Эта статья не для тех, кто уже использует Claude Code. Я не хочу слышать жалобы от пользователей Code в комментариях о том, что я не осветил ту или иную функцию или сценарий. Это общий обзор на ~2000 слов о том, что это такое, почему вы можете этого захотеть, что вам нужно будет обсудить с вашей командой, и куда обращаться за дополнительной информацией.
Я также должен упомянуть, что я использую множество маркированных списков в своих обычных текстах. Как и во всех моих постах, ничего из этого не написано с помощью ИИ, точка. Эти слова исходят непосредственно из моего затуманенного алкоголем мозга, написаны в марте 2026 года, и, несомненно, со временем эта информация потеряет актуальность.
Что такое Claude Code?
Думайте об этом как о приложении (десктопном или командной строки), которое может вызывать другие приложения, включая:
- sqlcmd — утилита командной строки Microsoft для выполнения запросов. Вы привыкли использовать SSMS, потому что она гораздо красивее и мощнее, но sqlcmd вполне подходит, если всё, что вам нужно, — это выполнять запросы и получать результаты, и именно это нужно Claude Code для начала. По мере того как вы будете осваиваться, вы сможете использовать так называемый MCP (Model Context Protocol), который даёт Claude Code более простой способ общения с базой данных.
- Git / Github — чтобы он мог получать последние версии вашего кода приложений (или скриптов администратора баз данных, или, в данном случае, First Responder Kit) из системы контроля версий, вносить изменения и отправлять запросы на включение (pull requests) для вашего ревью. Для целей этой статьи я буду использовать термин Github, но если ваша компания использует другой метод контроля версий, применимы те же принципы.
Это означает, что он имеет доступ к:
- Вашим задачам (issues) и запросам на включение в Github — что может представлять проблемы конфиденциальности для вашей компании.
- Вашей локальной файловой системе — теоретически вы могли бы это ограничить, но на практике вы, вероятно, будете постепенно расширять разрешения Claude Code, позволяя ему делать всё больше.
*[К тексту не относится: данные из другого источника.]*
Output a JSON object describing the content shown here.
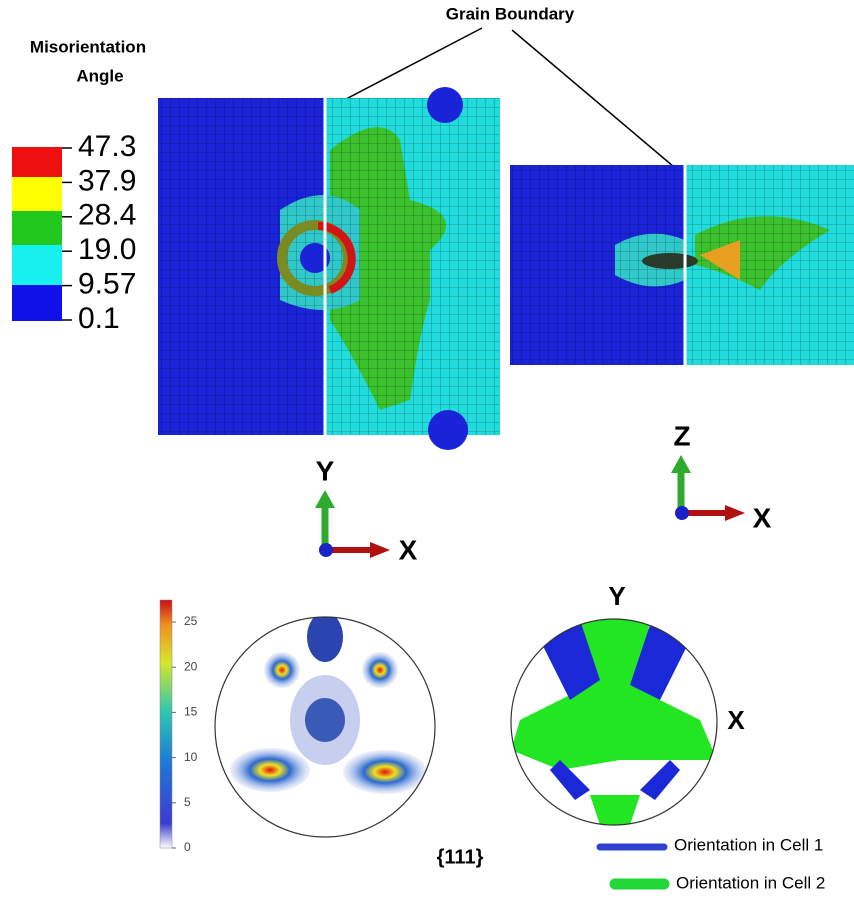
{
  "header": {
    "title": "Grain Boundary"
  },
  "legend": {
    "title_lines": [
      "Misorientation",
      "Angle"
    ],
    "labels": [
      "47.3",
      "37.9",
      "28.4",
      "19.0",
      "9.57",
      "0.1"
    ]
  },
  "views": [
    {
      "axes": [
        "Y",
        "X"
      ]
    },
    {
      "axes": [
        "Z",
        "X"
      ]
    }
  ],
  "pole_figures": {
    "colorbar_ticks": [
      "0",
      "5",
      "10",
      "15",
      "20",
      "25"
    ],
    "plane": "{111}",
    "axis_labels": [
      "Y",
      "X"
    ],
    "legend": [
      "Orientation in Cell 1",
      "Orientation in Cell 2"
    ]
  }
}
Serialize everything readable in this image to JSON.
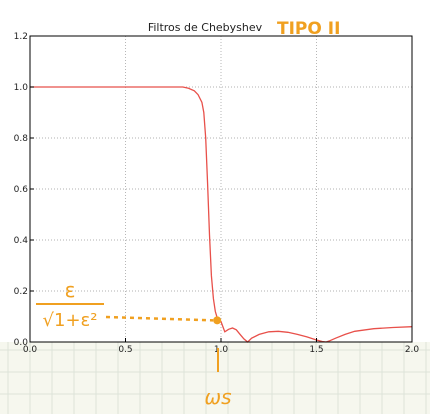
{
  "chart_data": {
    "type": "line",
    "title": "Filtros de Chebyshev",
    "xlabel": "",
    "ylabel": "",
    "xlim": [
      0.0,
      2.0
    ],
    "ylim": [
      0.0,
      1.2
    ],
    "xticks": [
      "0.0",
      "0.5",
      "1.0",
      "1.5",
      "2.0"
    ],
    "yticks": [
      "0.0",
      "0.2",
      "0.4",
      "0.6",
      "0.8",
      "1.0",
      "1.2"
    ],
    "grid": true,
    "series": [
      {
        "color": "#e8504a",
        "x": [
          0.0,
          0.2,
          0.4,
          0.6,
          0.75,
          0.8,
          0.83,
          0.86,
          0.88,
          0.9,
          0.91,
          0.92,
          0.93,
          0.94,
          0.95,
          0.96,
          0.97,
          0.98,
          0.99,
          1.0,
          1.02,
          1.04,
          1.06,
          1.08,
          1.1,
          1.12,
          1.14,
          1.16,
          1.2,
          1.25,
          1.3,
          1.35,
          1.4,
          1.45,
          1.5,
          1.53,
          1.55,
          1.57,
          1.6,
          1.65,
          1.7,
          1.8,
          1.9,
          2.0
        ],
        "y": [
          1.0,
          1.0,
          1.0,
          1.0,
          1.0,
          1.0,
          0.995,
          0.985,
          0.97,
          0.94,
          0.9,
          0.8,
          0.62,
          0.42,
          0.26,
          0.17,
          0.12,
          0.095,
          0.085,
          0.08,
          0.04,
          0.05,
          0.055,
          0.048,
          0.03,
          0.012,
          0.0,
          0.015,
          0.03,
          0.04,
          0.042,
          0.038,
          0.03,
          0.02,
          0.008,
          0.002,
          0.0,
          0.005,
          0.015,
          0.03,
          0.042,
          0.052,
          0.057,
          0.06
        ]
      }
    ]
  },
  "annotations": {
    "title_suffix": "TIPO II",
    "epsilon_numerator": "ε",
    "epsilon_denominator": "√1+ε²",
    "omega_label": "ωs",
    "marker_x": 0.98,
    "marker_y": 0.085,
    "accent_color": "#f0a020"
  }
}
- Серверу базы данных — поэтому подумайте, куда вы направляете эту штуку и какой логин ей даёте. Если он собирается тестировать изменения кода, ему, вероятно, потребуется изменять хранимые процедуры, создавать/изменять/удалять таблицы, вставлять/обновлять/удалять тестовые данные и т.д. Для более сложных/длительных задач он также будет работать в фоновом режиме, пока вы занимаетесь другими делами, поэтому, вероятно, вы захотите выделить ему отдельный экземпляр SQL Server для его разработки, чтобы он не мешал вашей работе.
- Вашей кодовой базе — и если всё вышеперечисленное не вызвало вопросов о безопасности и конфиденциальности, то это уж точно должно.
Думайте об этом как о внешнем подрядчике.
Когда ваша компания нанимает внешних подрядчиков, они устанавливают множество правовых гарантий. Они заключают:
- Соглашение о неразглашении, чтобы подрядчик не делился вашими секретами с остальным миром.
- Договор, определяющий, за что отвечает каждая сторона и что они предоставят друг другу.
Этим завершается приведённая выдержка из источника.